We make connections everyday of our lives with inanimate objects, they should be meaningless encounters with discardable items. It can be a phone, maybe a car, but we do this because we believe these objects have 'character'. Possibly due to the human condition it is a necessity to make this association in order for us to make a connection and this gives a big clue into what is truly important in character.
Character design in games has come a long way, but so has the technology behind the games so that's probably why, but one thing that will always remain the same is how we will respond and make our connections with characters and its all about the story, the narrative. A story being told through visual elements, Pac-Man is no different to Crash Bandicoot, he is the happy-go-lucky hero of the game and any person can automatically and instantly recognize that, which is the vital initial connection which needs to be made.
Im a fan of both films and reading books and have always felt that books have had an edge over films in conveying character. I find films introducing new characters have a hard time in getting the viewer to make a connection within the restricted amount of time (2hours approx) and can quite often leave the viewer with an inadequate experience. Books on the other hand more often than not do a better job, one series of books in particular I'm a fan of are Stephen Kings The Dark Tower which span over nearly 4000 pages. The vastness of the story means that deep connections are made with certain characters of the books, we learn their histories, their motives and aspirations and their thoughts and feelings are constantly portrayed.

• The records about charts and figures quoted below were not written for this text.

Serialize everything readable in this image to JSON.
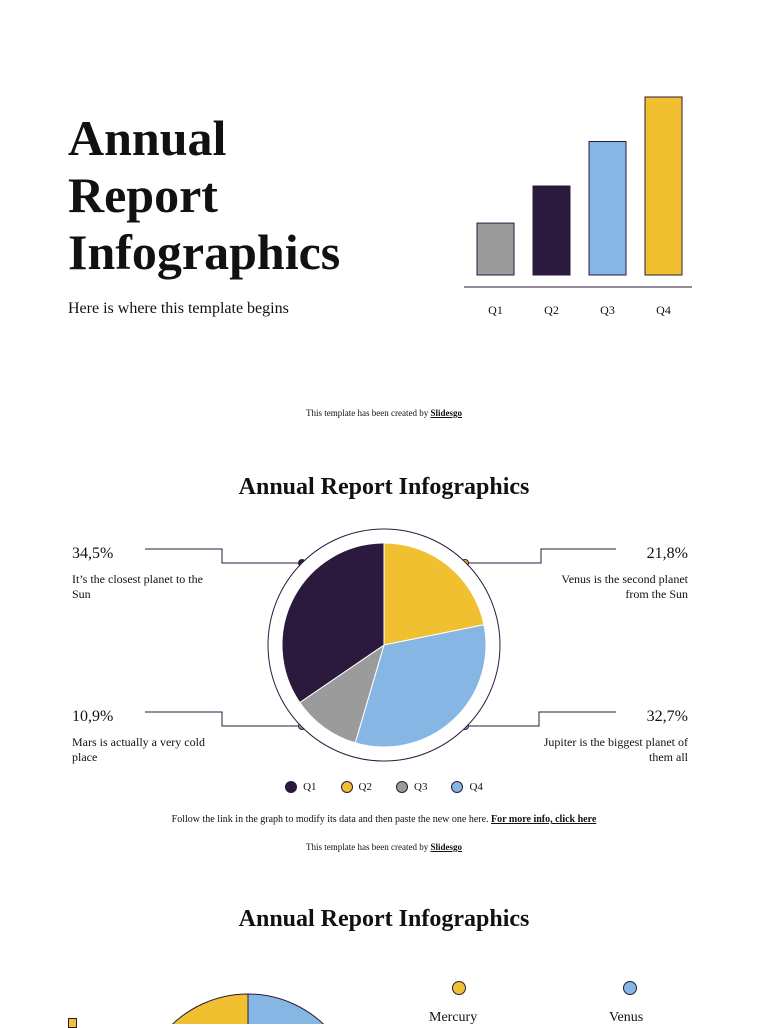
{
  "colors": {
    "purple": "#2b1a3d",
    "yellow": "#f0c030",
    "blue": "#85b6e4",
    "gray": "#9b9b9b"
  },
  "slide1": {
    "title_lines": [
      "Annual",
      "Report",
      "Infographics"
    ],
    "subtitle": "Here is where this template begins",
    "credit_prefix": "This template has been created by",
    "credit_link": "Slidesgo"
  },
  "chart_data": [
    {
      "type": "bar",
      "categories": [
        "Q1",
        "Q2",
        "Q3",
        "Q4"
      ],
      "values": [
        1.4,
        2.4,
        3.6,
        4.8
      ],
      "colors": [
        "#9b9b9b",
        "#2b1a3d",
        "#85b6e4",
        "#f0c030"
      ],
      "ylim": [
        0,
        4.8
      ]
    },
    {
      "type": "pie",
      "categories": [
        "Q1",
        "Q2",
        "Q3",
        "Q4"
      ],
      "values": [
        34.5,
        21.8,
        10.9,
        32.7
      ],
      "colors": [
        "#2b1a3d",
        "#f0c030",
        "#9b9b9b",
        "#85b6e4"
      ]
    }
  ],
  "slide2": {
    "title": "Annual Report Infographics",
    "callouts": {
      "tl": {
        "pct": "34,5%",
        "text": "It’s the closest planet to the Sun"
      },
      "tr": {
        "pct": "21,8%",
        "text": "Venus is the second planet from the Sun"
      },
      "bl": {
        "pct": "10,9%",
        "text": "Mars is actually a very cold place"
      },
      "br": {
        "pct": "32,7%",
        "text": "Jupiter is the biggest planet of them all"
      }
    },
    "legend": [
      "Q1",
      "Q2",
      "Q3",
      "Q4"
    ],
    "note": "Follow the link in the graph to modify its data and then paste the new one here.",
    "note_link": "For more info, click here",
    "credit_prefix": "This template has been created by",
    "credit_link": "Slidesgo"
  },
  "slide3": {
    "title": "Annual Report Infographics",
    "labels": [
      "Mercury",
      "Venus"
    ]
  }
}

Video games have the advantage that they are able to convey character in both of these ways, clearly the main attraction is the visual element and the gamers response to the imagery being presented and that's where a game artist comes in. But as technology continues to move at an alarming pace I fear sometimes we can lose track of what is truly important. Game characters dont need to be tens-of-thousands of poly's for us to truly appreciate their characterizations.